Par exemple j’ai adoré le texte de « Ceinture-toi de mon amour ». J’avais la mélodie en tête, j’avais juste besoin de l’exprimer. J’ai ressenti beaucoup d’ardeur et de détermination : ceinture-toi de mon amour, ceinture-toi et combats avec mon parfum. On parle d’habitude de ceintures explosives. J’ai ressenti le rythme militaire et j’ai pensé que nous pourrions l’appeler l’Hymne des femmes du Levant.

La plupart des poètes et des compositeurs de l’album sont syriens qui vivent toujours en Syrie. Ils résistent à la guerre par la littérature, l’art et la beauté. Ce n’est pas seulement que je veux les soutenir : je veux que leurs voix soit entendues. Ils sont le reflet de ce que vivent les Syriens, qu’ils soient à intérieur ou à l’extérieur du pays. C’est pourquoi j’ai choisi de travailler avec eux. Certains sont connus, d’autres débutent, mais ils sont tous extrêmement talentueux.

La personne qui s’est chargée des arrangements de l’album est Rayyan Haber. Il est libanais. Nous travaillons ensemble depuis le premier jour : il avait composé et fait les arrangements de « J’aime tes mains ». Nous formons une bonne équipe : sur le plan musical il sait exactement quels instruments accompagnent bien ma voix, le rythme des chansons, tout… c’est un magicien.
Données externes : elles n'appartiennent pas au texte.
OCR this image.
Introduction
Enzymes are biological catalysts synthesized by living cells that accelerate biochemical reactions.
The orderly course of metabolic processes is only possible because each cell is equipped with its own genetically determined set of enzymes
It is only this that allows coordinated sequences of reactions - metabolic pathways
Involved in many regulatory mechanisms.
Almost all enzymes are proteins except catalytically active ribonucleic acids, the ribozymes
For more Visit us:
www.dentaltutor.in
Il y a aussi plein de gens qui ont collaboré à l’album avec amour. Comme la graphiste Diala (rires)… Et bien sûr Houssam Abdel Khaled, le producteur. Il était de toutes les décisions, dans les moindres détails.

Et il a écrit une des chansons : « Zénobie ». Elle était la reine de Palmyre. C’est elle qui a fait venir les pierres pour construire la cité. Quand le soi-disant État islamique a détruit tant de choses à Palmyre nous étions dévastés ; c’est notre héritage… Alors Houssam a écrit cette chansons sur Zénobie, la reine qui a refusé de se soumettre aux Romains. Elle est morte pour son pays. Nous avons tous un peu d’elle en nous. Nous ne mourrons pas et aucune organisation terroriste de pourra prendre notre pays. Zénobie n’est pas dans la pierre, elle est dans le peuple. Et tant que nous serons là nous pourrons tout reconstruire.